Flavio Fligenspan (*)

Sabe-se que os acidentes aéreos de grande proporção não se explicam por um único motivo, uma peça com defeito ou uma falha humana. Como os sistemas de controle dos aviões são muito complexos e plenos de checagens em diversos níveis, as tragédias só acontecem se muitas coisas falham de forma encadeada. Ou seja, é necessária uma sucessão de erros humanos e problemas nos componentes para um desfecho fatal.

Vale o mesmo para um acidente na área da economia, como no caso da Ford, que anunciou a interrupção de suas atividades de montagem de automóveis no Brasil, depois de mais de cem anos de atuação. Um único fator não explica a desistência, mas sim uma conjugação de aspectos negativos que envolvem a empresa, o setor automobilístico e o ambiente industrial brasileiro como um todo. Vou listar alguns destes fatores a seguir e dar a ênfase necessária no que me parece mais importante no final.

Um primeiro aspecto envolve as decisões da Ford em nível mundial, com a necessidade de se reinventar em função das mudanças tecnológicas e de mercado que estão chegando rapidamente. Um exemplo é o inevitável avanço para a produção de automóveis movidos a energia elétrica, em substituição aos combustíveis fósseis ou derivados de commodities primárias. Este novo ambiente vai exigir grandes investimentos da empresa, associados à reconfiguração espacial, o que nos remete para apostas no futuro, ou seja, apostas que dependem de estabilidade e confiança nos países que vão produzir e consumir esta nova geração de automóveis.

Desde o fechamento de sua fábrica de caminhões, no final de 2020, já havia ficado claro que a Ford não acreditava mais no Brasil e, pelo menos no espaço de alguns anos, preferia não manter vínculos fortes com o País — tema que será retomado no final. Vale lembrar que a Mercedes, embora com uma operação bem diferente, também desistiu do Brasil em 2020. Aliás, em cerca de vinte anos, esta foi a terceira vez que a Mercedes fechou unidades de produção no País, mostrando erros de planejamento da empresa.

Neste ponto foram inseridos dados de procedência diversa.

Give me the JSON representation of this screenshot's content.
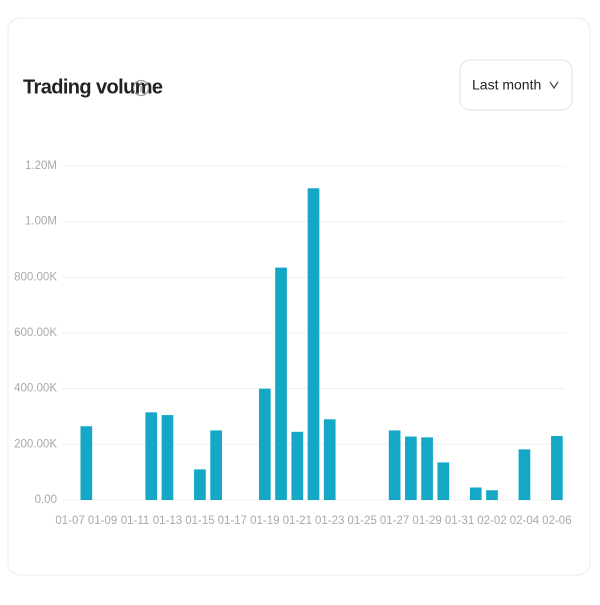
{
  "chart_data": {
    "type": "bar",
    "title": "Trading volume",
    "categories": [
      "01-07",
      null,
      "01-09",
      null,
      "01-11",
      null,
      "01-13",
      null,
      "01-15",
      null,
      "01-17",
      null,
      "01-19",
      null,
      "01-21",
      null,
      "01-23",
      null,
      "01-25",
      null,
      "01-27",
      null,
      "01-29",
      null,
      "01-31",
      null,
      "02-02",
      null,
      "02-04",
      null,
      "02-06"
    ],
    "values": [
      0,
      265000,
      0,
      0,
      0,
      315000,
      305000,
      0,
      110000,
      250000,
      0,
      0,
      400000,
      835000,
      245000,
      1120000,
      290000,
      0,
      0,
      0,
      250000,
      228000,
      225000,
      135000,
      0,
      45000,
      35000,
      0,
      182000,
      0,
      230000
    ],
    "color": "#14a8c6",
    "ylim": [
      0,
      1200000
    ],
    "yticks": [
      {
        "value": 0,
        "label": "0.00"
      },
      {
        "value": 200000,
        "label": "200.00K"
      },
      {
        "value": 400000,
        "label": "400.00K"
      },
      {
        "value": 600000,
        "label": "600.00K"
      },
      {
        "value": 800000,
        "label": "800.00K"
      },
      {
        "value": 1000000,
        "label": "1.00M"
      },
      {
        "value": 1200000,
        "label": "1.20M"
      }
    ],
    "grid": true
  },
  "controls": {
    "range_selector": "Last month"
  }
}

Uma questão derivada da anterior ajuda a compreender a decisão da Ford. A nova forma mundial de organização da indústria automobilística vai exigir escalas de produção ainda maiores do que as anteriores, que já eram elevadas, e uma grande capacidade de integração às cadeias globais de valor. Novamente, aqui, tudo indica que a Ford não acreditou que o Brasil seria uma boa base para atender a estes requisitos. No que se refere à escala, parece que a empresa cansou de esperar o tamanho do mercado que pensava obter há anos, e pelo lado da produção, os vícios históricos de uma economia fechada não indicaram que a integração com parceiros estrangeiros poderia se dar da forma julgada necessária.

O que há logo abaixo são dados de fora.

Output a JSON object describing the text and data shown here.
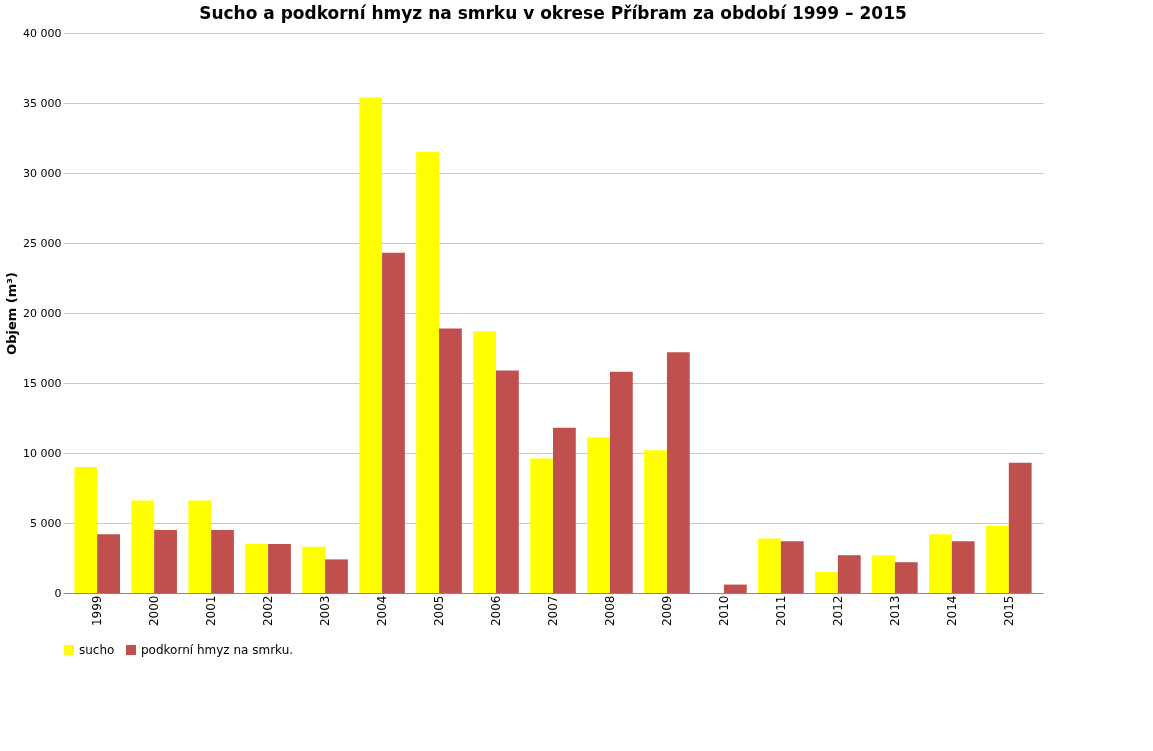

Quanto à projeção do tamanho do mercado brasileiro, a Ford errou sistematicamente desde o final dos anos 1990, mas neste caso deve-se dizer que o fez em companhia dos seus concorrentes. A confiança na expansão do mercado doméstico fez com que se gerasse uma capacidade de produção sempre muito à frente da demanda, ocasionando uma ociosidade nas plantas que se traduziu em custos insuportáveis. Observe-se que a capacidade atual de produção da indústria automobilística brasileira é de 5 milhões de unidades por ano, e o mercado interno absorve apenas pouco mais da metade. Para tornar o cenário mais difícil, houve uma constante frustração com a conquista de espaços no mercado internacional, principalmente pelo crescimento lento, quando não recuo, da demanda dos vizinhos latino americanos.

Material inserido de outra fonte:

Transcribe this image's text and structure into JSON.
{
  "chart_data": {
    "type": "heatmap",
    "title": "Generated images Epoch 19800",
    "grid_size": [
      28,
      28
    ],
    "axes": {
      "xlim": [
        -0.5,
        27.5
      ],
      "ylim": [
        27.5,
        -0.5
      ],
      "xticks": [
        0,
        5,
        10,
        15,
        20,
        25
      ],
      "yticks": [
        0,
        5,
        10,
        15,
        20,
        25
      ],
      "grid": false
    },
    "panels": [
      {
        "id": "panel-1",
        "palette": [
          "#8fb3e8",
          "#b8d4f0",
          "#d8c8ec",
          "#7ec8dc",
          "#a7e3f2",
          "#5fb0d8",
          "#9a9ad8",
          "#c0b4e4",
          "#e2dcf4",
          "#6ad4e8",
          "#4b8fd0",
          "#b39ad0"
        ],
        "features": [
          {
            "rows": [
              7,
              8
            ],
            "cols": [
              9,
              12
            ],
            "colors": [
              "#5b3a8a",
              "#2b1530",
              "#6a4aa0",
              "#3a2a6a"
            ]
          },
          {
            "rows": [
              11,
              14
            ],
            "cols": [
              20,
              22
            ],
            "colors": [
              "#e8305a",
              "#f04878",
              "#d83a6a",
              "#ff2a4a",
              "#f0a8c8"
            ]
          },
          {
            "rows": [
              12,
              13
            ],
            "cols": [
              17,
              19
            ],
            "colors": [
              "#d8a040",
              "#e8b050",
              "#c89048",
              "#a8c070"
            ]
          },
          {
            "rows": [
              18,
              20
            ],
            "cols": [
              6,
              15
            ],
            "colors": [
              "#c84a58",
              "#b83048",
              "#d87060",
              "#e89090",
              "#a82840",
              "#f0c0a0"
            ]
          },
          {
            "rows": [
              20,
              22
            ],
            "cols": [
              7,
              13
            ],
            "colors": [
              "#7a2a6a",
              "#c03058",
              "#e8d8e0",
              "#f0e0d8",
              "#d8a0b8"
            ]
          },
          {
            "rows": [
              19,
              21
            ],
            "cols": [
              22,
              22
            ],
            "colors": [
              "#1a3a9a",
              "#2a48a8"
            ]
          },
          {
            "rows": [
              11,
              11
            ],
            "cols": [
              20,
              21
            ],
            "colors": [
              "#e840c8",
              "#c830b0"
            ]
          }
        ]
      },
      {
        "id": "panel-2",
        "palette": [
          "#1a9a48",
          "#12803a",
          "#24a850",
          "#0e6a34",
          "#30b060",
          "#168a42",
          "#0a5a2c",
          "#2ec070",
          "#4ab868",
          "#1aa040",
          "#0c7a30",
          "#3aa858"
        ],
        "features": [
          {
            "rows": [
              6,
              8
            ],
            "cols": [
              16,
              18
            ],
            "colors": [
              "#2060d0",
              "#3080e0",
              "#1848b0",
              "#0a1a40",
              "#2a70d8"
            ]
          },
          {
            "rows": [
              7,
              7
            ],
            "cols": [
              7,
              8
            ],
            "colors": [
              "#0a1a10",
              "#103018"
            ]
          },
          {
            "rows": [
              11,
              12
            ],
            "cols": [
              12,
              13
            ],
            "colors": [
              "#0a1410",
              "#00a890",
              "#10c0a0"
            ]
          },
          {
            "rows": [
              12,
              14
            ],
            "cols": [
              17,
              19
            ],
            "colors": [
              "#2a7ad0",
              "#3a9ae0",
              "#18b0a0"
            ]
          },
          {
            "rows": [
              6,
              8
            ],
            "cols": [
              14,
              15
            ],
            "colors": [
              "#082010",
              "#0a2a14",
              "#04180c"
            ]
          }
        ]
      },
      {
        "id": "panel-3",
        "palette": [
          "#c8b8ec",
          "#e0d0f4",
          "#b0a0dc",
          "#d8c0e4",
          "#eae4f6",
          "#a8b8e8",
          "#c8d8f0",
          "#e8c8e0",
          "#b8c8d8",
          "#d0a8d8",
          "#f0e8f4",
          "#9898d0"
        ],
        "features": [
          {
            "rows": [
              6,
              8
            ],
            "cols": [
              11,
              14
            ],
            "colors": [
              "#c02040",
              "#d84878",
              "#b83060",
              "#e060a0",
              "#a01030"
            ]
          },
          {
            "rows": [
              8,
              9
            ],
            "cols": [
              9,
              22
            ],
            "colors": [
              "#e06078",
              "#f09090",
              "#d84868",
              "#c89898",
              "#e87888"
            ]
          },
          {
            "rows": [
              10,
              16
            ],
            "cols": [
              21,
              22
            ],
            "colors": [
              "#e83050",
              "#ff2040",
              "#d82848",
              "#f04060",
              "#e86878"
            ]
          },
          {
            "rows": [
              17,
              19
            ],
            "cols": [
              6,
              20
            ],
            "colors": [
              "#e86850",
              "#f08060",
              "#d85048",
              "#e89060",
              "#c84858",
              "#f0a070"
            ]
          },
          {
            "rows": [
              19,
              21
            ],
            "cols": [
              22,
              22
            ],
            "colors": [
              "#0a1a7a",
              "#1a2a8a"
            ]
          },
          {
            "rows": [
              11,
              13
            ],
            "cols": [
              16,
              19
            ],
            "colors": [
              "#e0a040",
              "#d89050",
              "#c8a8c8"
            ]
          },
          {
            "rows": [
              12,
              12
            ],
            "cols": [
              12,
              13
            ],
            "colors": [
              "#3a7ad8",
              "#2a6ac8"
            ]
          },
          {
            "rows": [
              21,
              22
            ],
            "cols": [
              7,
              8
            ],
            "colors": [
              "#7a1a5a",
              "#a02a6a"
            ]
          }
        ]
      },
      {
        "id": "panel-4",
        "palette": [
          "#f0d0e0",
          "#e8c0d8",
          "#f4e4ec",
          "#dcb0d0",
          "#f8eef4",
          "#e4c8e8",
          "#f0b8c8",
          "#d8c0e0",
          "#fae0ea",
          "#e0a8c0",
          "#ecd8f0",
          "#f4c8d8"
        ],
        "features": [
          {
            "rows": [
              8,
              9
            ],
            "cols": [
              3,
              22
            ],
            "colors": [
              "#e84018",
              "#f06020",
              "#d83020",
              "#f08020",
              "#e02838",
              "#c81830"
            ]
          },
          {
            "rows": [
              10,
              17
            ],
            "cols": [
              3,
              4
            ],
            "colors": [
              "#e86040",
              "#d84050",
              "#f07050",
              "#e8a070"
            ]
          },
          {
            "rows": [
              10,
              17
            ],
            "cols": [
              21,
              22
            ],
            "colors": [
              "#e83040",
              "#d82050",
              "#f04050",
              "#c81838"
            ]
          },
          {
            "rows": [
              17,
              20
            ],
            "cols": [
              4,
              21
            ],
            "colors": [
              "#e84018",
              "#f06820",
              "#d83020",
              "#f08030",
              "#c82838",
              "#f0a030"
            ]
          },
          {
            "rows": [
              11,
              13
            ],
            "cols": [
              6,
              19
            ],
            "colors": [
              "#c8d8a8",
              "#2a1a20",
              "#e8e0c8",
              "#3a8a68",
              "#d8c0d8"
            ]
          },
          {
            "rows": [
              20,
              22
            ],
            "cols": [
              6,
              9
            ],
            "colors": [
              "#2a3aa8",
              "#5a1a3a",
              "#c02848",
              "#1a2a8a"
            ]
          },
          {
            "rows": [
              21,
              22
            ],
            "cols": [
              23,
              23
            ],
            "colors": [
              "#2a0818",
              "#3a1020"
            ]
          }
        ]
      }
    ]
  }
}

A saída da Ford deixará uma fatia de mercado de aproximadamente 7%, principalmente em carros de valor médio e baixo, que será rapidamente distribuída entre os rivais, destacando-se a Fiat, a VW e a GM. Isto vai ajudá-las a diminuir a ociosidade de suas plantas, reduzindo custos médios de produção, mas quase sem reflexo no nível de emprego. Isto porque é fácil acionar uma maior intensidade de plantas já instaladas, mas é possível fazê-lo quase exclusivamente com a mão de obra já contratada anteriormente.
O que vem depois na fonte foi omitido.